In order to make the objects, technical solutions and advantages of the present invention more apparent, the present invention is described in further detail below with reference to the accompanying drawings and embodiments. It should be understood that the specific embodiments described herein are merely illustrative of the invention and are not intended to limit the invention.

In the description of the present invention, the terms "inner", "outer", "longitudinal", "lateral", "upper", "lower", "top", "bottom", and the like indicate orientations or positional relationships based on orientations or positional relationships shown in the drawings, and are for convenience in describing the present invention only and do not require that the present invention be constructed and operated in a particular orientation, and therefore should not be construed as limiting the present invention.

In addition, the technical features involved in the embodiments of the present invention described below may be combined with each other as long as they do not conflict with each other.

Example 1:

the embodiment 1 of the invention provides a storage method supporting a multi-valued index file, which applies for a collision array with continuous global memory and allocates N data blocks for storing data collision for each hash bucket; setting the maximum number of data blocks allowed to be accessed as X in each hash bucket; wherein, the value of X satisfies: x > = N, and statistics of X all start from the initial data block of the corresponding hash bucket; the data block identifier Index in the corresponding use range corresponding to the ith hash bucket meets the following conditions: (N × i) < = Index < (N × (i + 1)); setting a field ArrayCount in a data management structure corresponding to each hash bucket, wherein the field ArrayCount is used for recording the number of data blocks actually used in the hash bucket, and the number of the data blocks actually used recorded by the ArrayCount comprises the data blocks used by the ArrayCount and the data blocks occupied by borrowing; when a record of the keyword K is to be stored, as shown in fig. 3, the method includes:

in step 201, a number value j of the hash bucket is calculated by a preset hash algorithm.
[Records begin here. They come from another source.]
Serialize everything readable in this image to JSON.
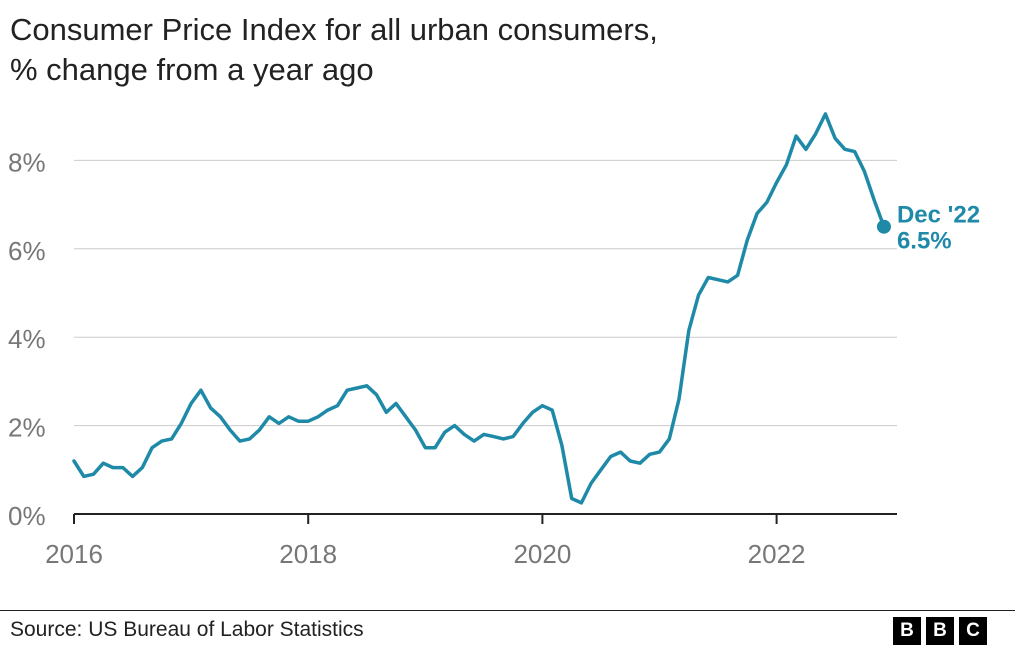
{
  "title_lines": [
    "Consumer Price Index for all urban consumers,",
    "% change from a year ago"
  ],
  "source": "Source: US Bureau of Labor Statistics",
  "logo": [
    "B",
    "B",
    "C"
  ],
  "colors": {
    "line": "#1e8aa8",
    "grid": "#cccccc",
    "axis": "#222222",
    "tick_text": "#777777"
  },
  "chart_data": {
    "type": "line",
    "title": "Consumer Price Index for all urban consumers, % change from a year ago",
    "xlabel": "",
    "ylabel": "",
    "x_start": 2016,
    "x_step_months": 1,
    "xlim": [
      2016,
      2023
    ],
    "ylim": [
      0,
      9.3
    ],
    "yticks": [
      0,
      2,
      4,
      6,
      8
    ],
    "ytick_labels": [
      "0%",
      "2%",
      "4%",
      "6%",
      "8%"
    ],
    "xticks": [
      2016,
      2018,
      2020,
      2022
    ],
    "xtick_labels": [
      "2016",
      "2018",
      "2020",
      "2022"
    ],
    "grid": true,
    "series": [
      {
        "name": "CPI, % change from a year ago",
        "values": [
          1.2,
          0.85,
          0.9,
          1.15,
          1.05,
          1.05,
          0.85,
          1.05,
          1.5,
          1.65,
          1.7,
          2.05,
          2.5,
          2.8,
          2.4,
          2.2,
          1.9,
          1.65,
          1.7,
          1.9,
          2.2,
          2.05,
          2.2,
          2.1,
          2.1,
          2.2,
          2.35,
          2.45,
          2.8,
          2.85,
          2.9,
          2.7,
          2.3,
          2.5,
          2.2,
          1.9,
          1.5,
          1.5,
          1.85,
          2.0,
          1.8,
          1.65,
          1.8,
          1.75,
          1.7,
          1.75,
          2.05,
          2.3,
          2.45,
          2.35,
          1.55,
          0.35,
          0.25,
          0.7,
          1.0,
          1.3,
          1.4,
          1.2,
          1.15,
          1.35,
          1.4,
          1.7,
          2.6,
          4.15,
          4.95,
          5.35,
          5.3,
          5.25,
          5.4,
          6.2,
          6.8,
          7.05,
          7.5,
          7.9,
          8.55,
          8.25,
          8.6,
          9.05,
          8.5,
          8.25,
          8.2,
          7.75,
          7.1,
          6.5
        ]
      }
    ],
    "annotation": {
      "label": "Dec '22",
      "value_label": "6.5%",
      "value": 6.5,
      "date": "2022-12"
    }
  }
}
In step 202, when a hash bucket j conflicts, matching is started from the first data block in the hash bucket j, and matching of ArrayCount data blocks recorded by the data management structure in the hash bucket j is completed.
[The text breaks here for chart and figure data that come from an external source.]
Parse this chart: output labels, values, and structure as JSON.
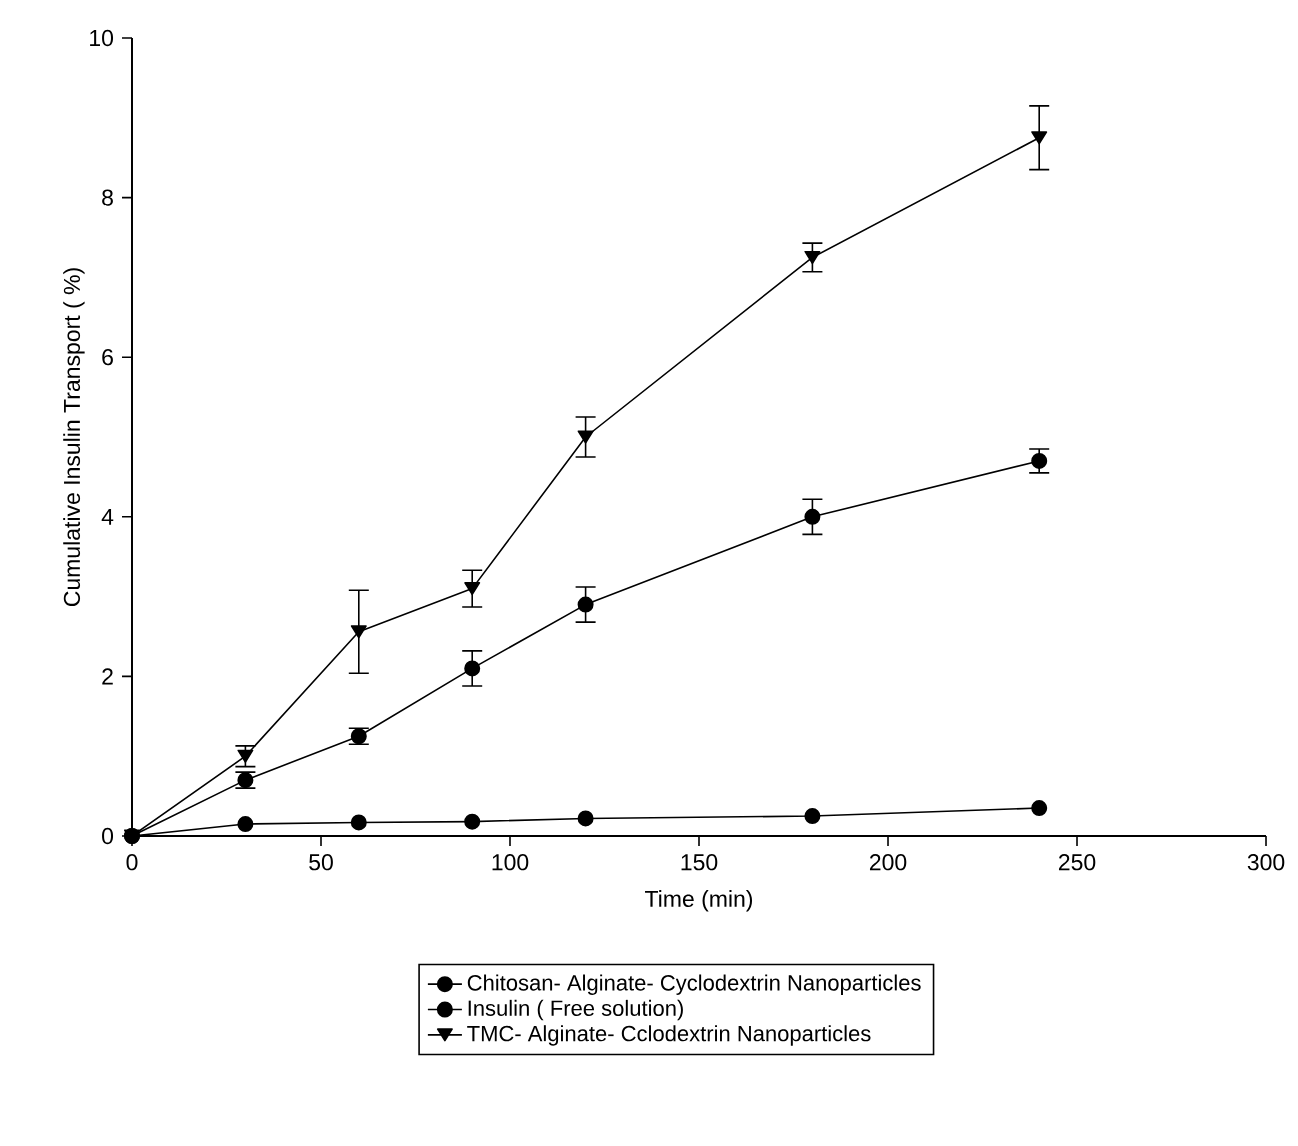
{
  "chart_data": {
    "type": "line",
    "xlabel": "Time (min)",
    "ylabel": "Cumulative Insulin Transport ( %)",
    "x": [
      0,
      30,
      60,
      90,
      120,
      180,
      240
    ],
    "series": [
      {
        "name": "Chitosan- Alginate- Cyclodextrin Nanoparticles",
        "color": "#000000",
        "marker": "circle",
        "values": [
          0,
          0.7,
          1.25,
          2.1,
          2.9,
          4.0,
          4.7
        ],
        "errors": [
          null,
          0.1,
          0.1,
          0.22,
          0.22,
          0.22,
          0.15
        ]
      },
      {
        "name": "Insulin ( Free solution)",
        "color": "#000000",
        "marker": "circle",
        "values": [
          0,
          0.15,
          0.17,
          0.18,
          0.22,
          0.25,
          0.35
        ]
      },
      {
        "name": "TMC- Alginate- Cclodextrin Nanoparticles",
        "color": "#000000",
        "marker": "triangle",
        "values": [
          0,
          1.0,
          2.56,
          3.1,
          5.0,
          7.25,
          8.75
        ],
        "errors": [
          null,
          0.13,
          0.52,
          0.23,
          0.25,
          0.18,
          0.4
        ]
      }
    ],
    "xlim": [
      0,
      300
    ],
    "xticks": [
      0,
      50,
      100,
      150,
      200,
      250,
      300
    ],
    "ylim": [
      0,
      10
    ],
    "yticks": [
      0,
      2,
      4,
      6,
      8,
      10
    ],
    "grid": false,
    "legend": "bottom",
    "line_style": "solid"
  }
}
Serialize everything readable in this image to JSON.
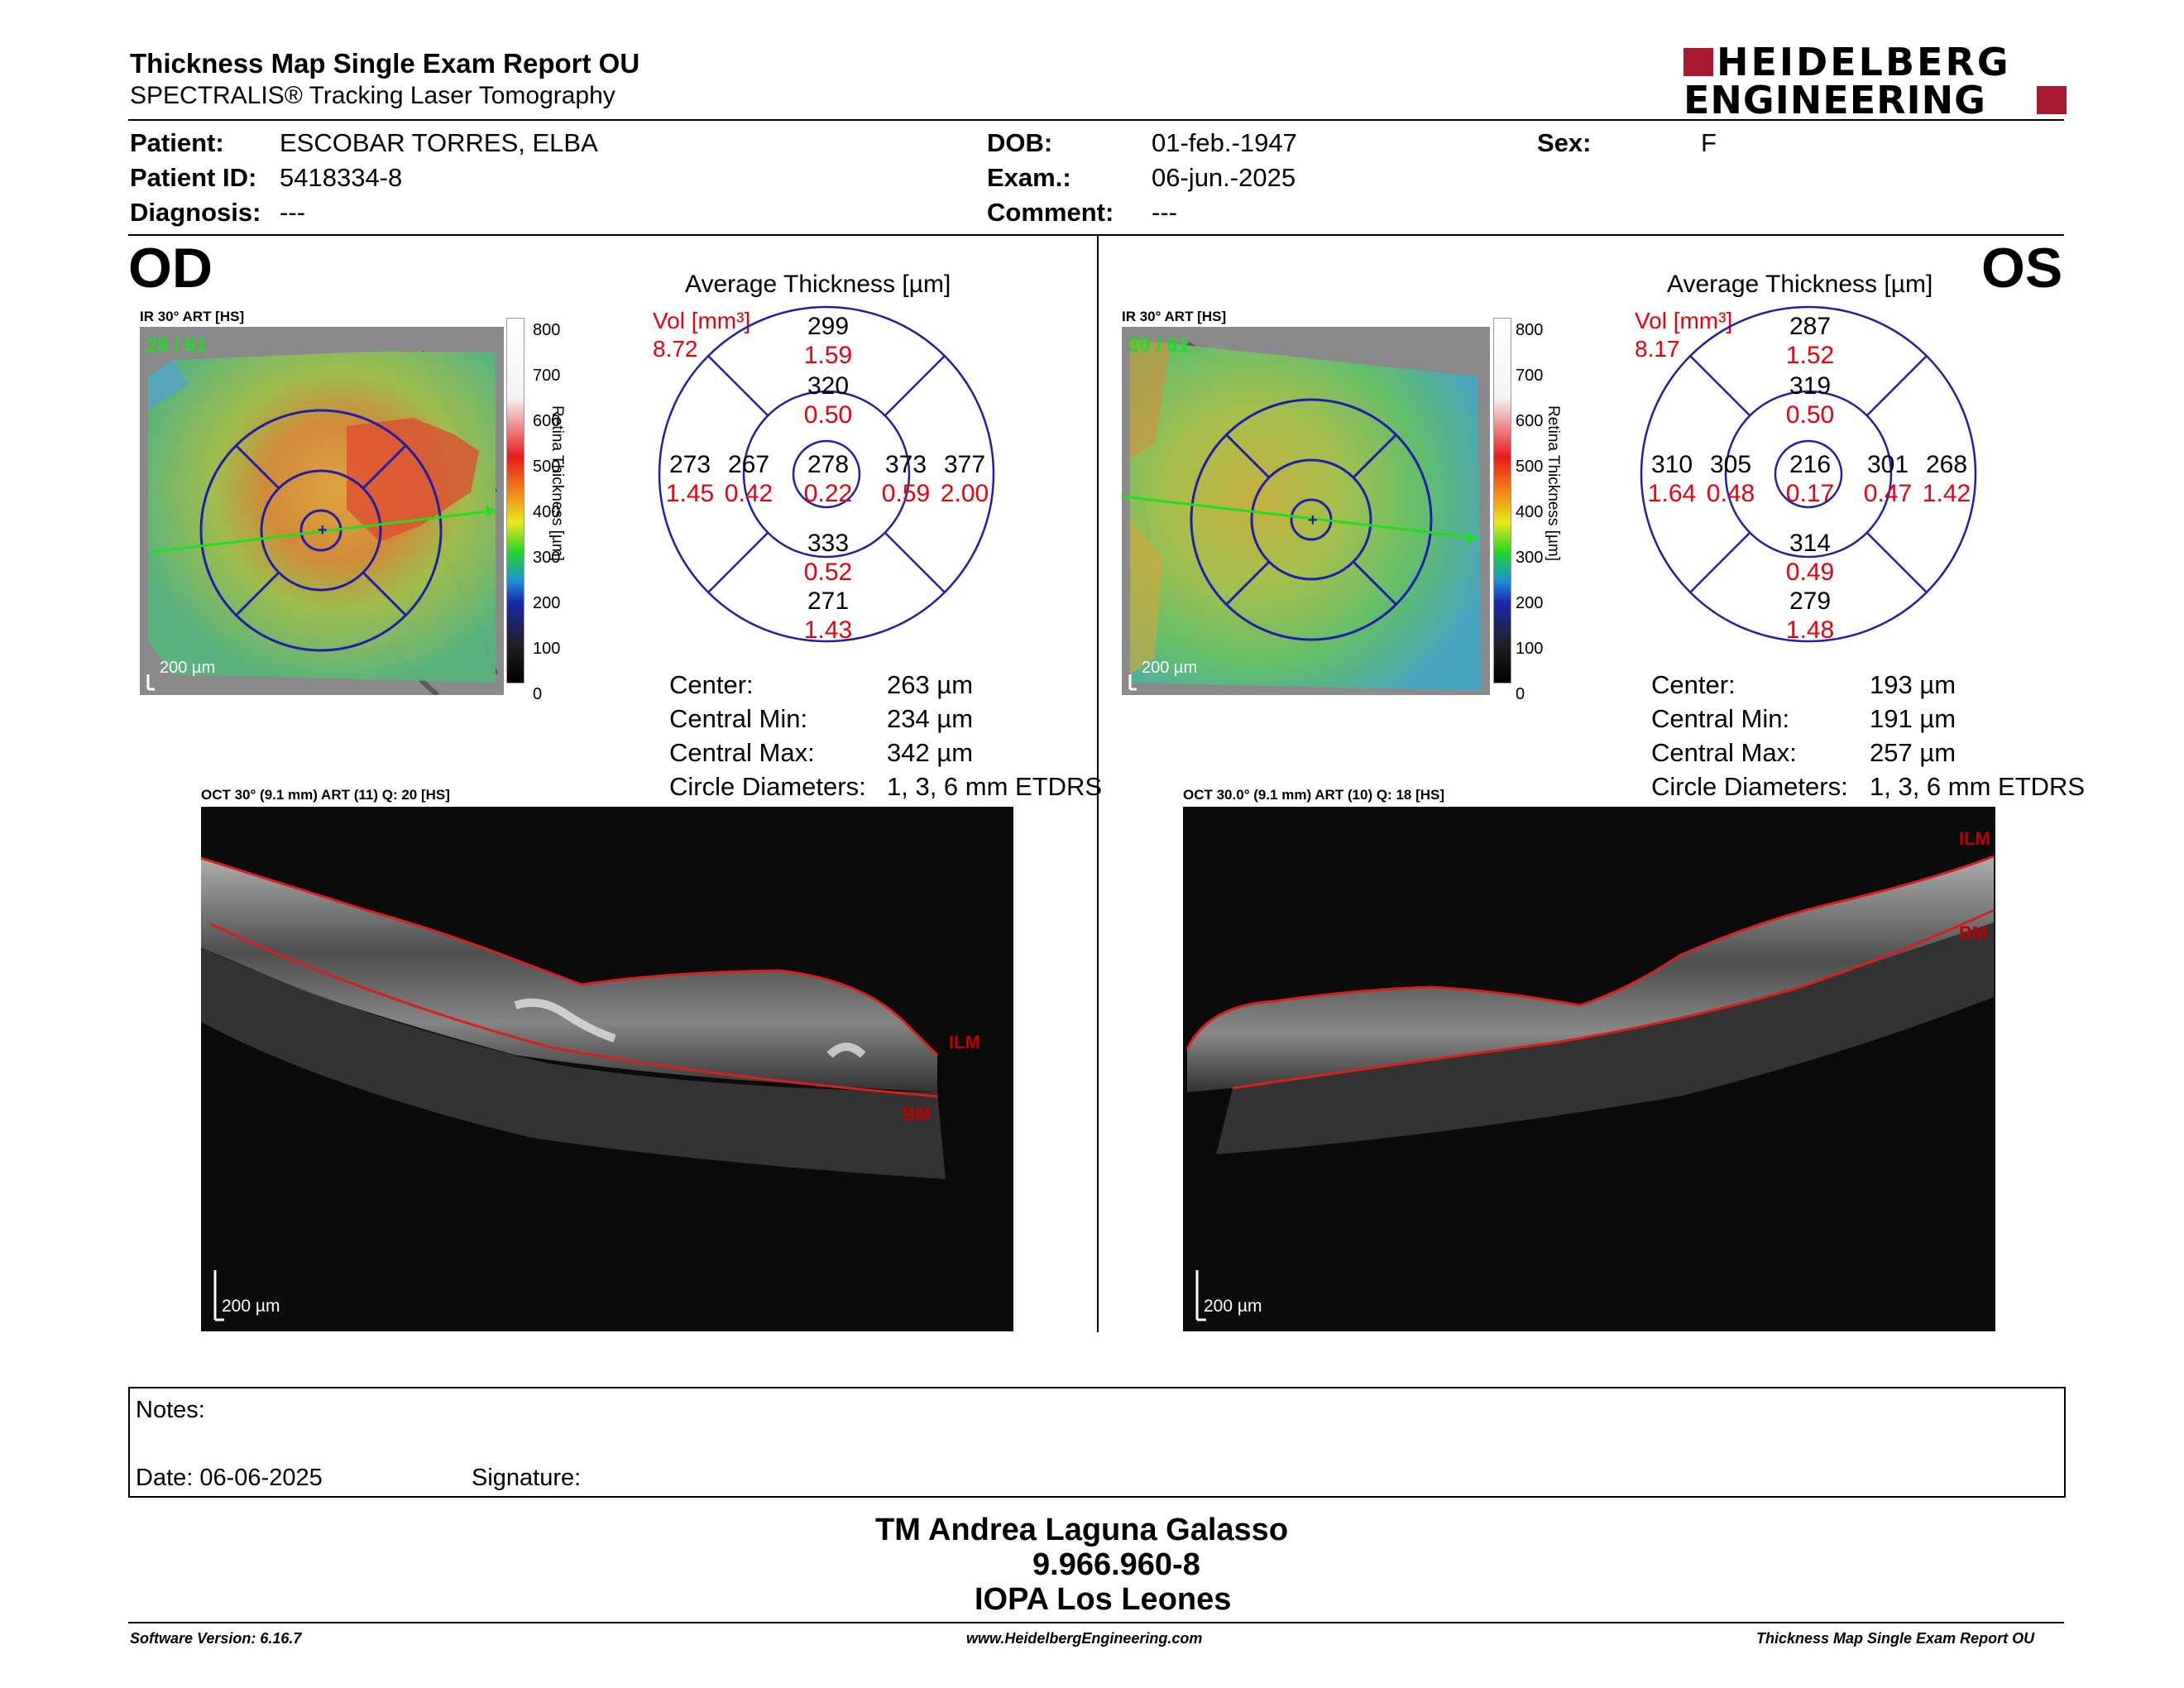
{
  "header": {
    "title": "Thickness Map Single Exam Report OU",
    "subtitle": "SPECTRALIS® Tracking Laser Tomography",
    "logo_line1": "HEIDELBERG",
    "logo_line2": "ENGINEERING"
  },
  "patient_info": {
    "patient_label": "Patient:",
    "patient_value": "ESCOBAR TORRES, ELBA",
    "patient_id_label": "Patient ID:",
    "patient_id_value": "5418334-8",
    "diagnosis_label": "Diagnosis:",
    "diagnosis_value": "---",
    "dob_label": "DOB:",
    "dob_value": "01-feb.-1947",
    "exam_label": "Exam.:",
    "exam_value": "06-jun.-2025",
    "comment_label": "Comment:",
    "comment_value": "---",
    "sex_label": "Sex:",
    "sex_value": "F"
  },
  "colorbar": {
    "ticks": [
      "800",
      "700",
      "600",
      "500",
      "400",
      "300",
      "200",
      "100",
      "0"
    ],
    "label": "Retina Thickness [µm]"
  },
  "od": {
    "eye": "OD",
    "ir_label": "IR 30° ART [HS]",
    "ir_overlay": "28 / 61",
    "scale_ir": "200 µm",
    "chart_title": "Average Thickness [µm]",
    "vol_label": "Vol [mm³]",
    "vol_total": "8.72",
    "etdrs": {
      "outer_top": "299",
      "outer_top_vol": "1.59",
      "inner_top": "320",
      "inner_top_vol": "0.50",
      "outer_left": "273",
      "outer_left_vol": "1.45",
      "inner_left": "267",
      "inner_left_vol": "0.42",
      "center": "278",
      "center_vol": "0.22",
      "inner_right": "373",
      "inner_right_vol": "0.59",
      "outer_right": "377",
      "outer_right_vol": "2.00",
      "inner_bottom": "333",
      "inner_bottom_vol": "0.52",
      "outer_bottom": "271",
      "outer_bottom_vol": "1.43"
    },
    "stats": {
      "center_label": "Center:",
      "center_value": "263 µm",
      "min_label": "Central Min:",
      "min_value": "234 µm",
      "max_label": "Central Max:",
      "max_value": "342 µm",
      "diam_label": "Circle Diameters:",
      "diam_value": "1, 3, 6 mm ETDRS"
    },
    "oct_label": "OCT 30° (9.1 mm) ART (11) Q: 20 [HS]",
    "ilm": "ILM",
    "bm": "BM",
    "scale_oct": "200 µm"
  },
  "os": {
    "eye": "OS",
    "ir_label": "IR 30° ART [HS]",
    "ir_overlay": "30 / 61",
    "scale_ir": "200 µm",
    "chart_title": "Average Thickness [µm]",
    "vol_label": "Vol [mm³]",
    "vol_total": "8.17",
    "etdrs": {
      "outer_top": "287",
      "outer_top_vol": "1.52",
      "inner_top": "319",
      "inner_top_vol": "0.50",
      "outer_left": "310",
      "outer_left_vol": "1.64",
      "inner_left": "305",
      "inner_left_vol": "0.48",
      "center": "216",
      "center_vol": "0.17",
      "inner_right": "301",
      "inner_right_vol": "0.47",
      "outer_right": "268",
      "outer_right_vol": "1.42",
      "inner_bottom": "314",
      "inner_bottom_vol": "0.49",
      "outer_bottom": "279",
      "outer_bottom_vol": "1.48"
    },
    "stats": {
      "center_label": "Center:",
      "center_value": "193 µm",
      "min_label": "Central Min:",
      "min_value": "191 µm",
      "max_label": "Central Max:",
      "max_value": "257 µm",
      "diam_label": "Circle Diameters:",
      "diam_value": "1, 3, 6 mm ETDRS"
    },
    "oct_label": "OCT 30.0° (9.1 mm) ART (10) Q: 18 [HS]",
    "ilm": "ILM",
    "bm": "BM",
    "scale_oct": "200 µm"
  },
  "notes": {
    "notes_label": "Notes:",
    "date_label": "Date: 06-06-2025",
    "signature_label": "Signature:"
  },
  "signoff": {
    "name": "TM Andrea Laguna Galasso",
    "id": "9.966.960-8",
    "institution": "IOPA Los Leones"
  },
  "footer": {
    "software": "Software Version: 6.16.7",
    "website": "www.HeidelbergEngineering.com",
    "report": "Thickness Map Single Exam Report OU"
  },
  "colors": {
    "accent_red": "#e8000b",
    "logo_red": "#a6192e",
    "grid_blue": "#1f1fa8",
    "scan_green": "#22dd22"
  }
}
In step 203, if a consistent data block is found in the matching process, the record item of the data block is directly used, and the matching process is ended; if not, a new data block needs to be applied, and then a data block allocation flow is entered:

in step 204, in the data block allocation process, the data block allocation process searches for an idle data block from ArrayCount to X; and if N + j + ArrayCount > N, borrowing and storing the next adjacent hash bucket j +1 of the hash bucket j, and synchronously updating the ArrayCount value in the data management structure of the hash bucket j + 1.
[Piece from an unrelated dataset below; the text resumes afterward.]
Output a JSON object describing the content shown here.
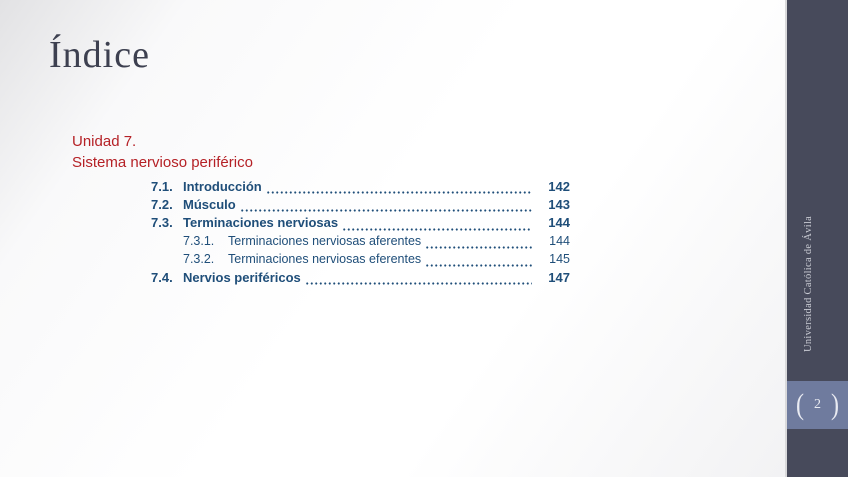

In combination with the embodiment of the present invention, a storage manner of conflicting data in the data block in the hash bucket is preferably performed in a reverse index manner, as shown in fig. 4, the data stored in the data block establishes a data index chain in the reverse index manner, where each data block includes an address pointer pPrev pointing to previously stored conflicting data and a Value storing content of conflicting data of its own.

In order to avoid the random reading and writing problem caused by the forward index, the embodiment of the invention provides the reverse file index. The core idea of the reverse index is as follows: it is not necessary that the last node points to the newly inserted node, but that the new insertion points to the last node. As shown in fig. 4, where pTail stores the file offset of the last node, the following operations are performed when a pNode4 node needs to be inserted:

1) The pPrev field of pNode4 needs to be set to the value of pTail.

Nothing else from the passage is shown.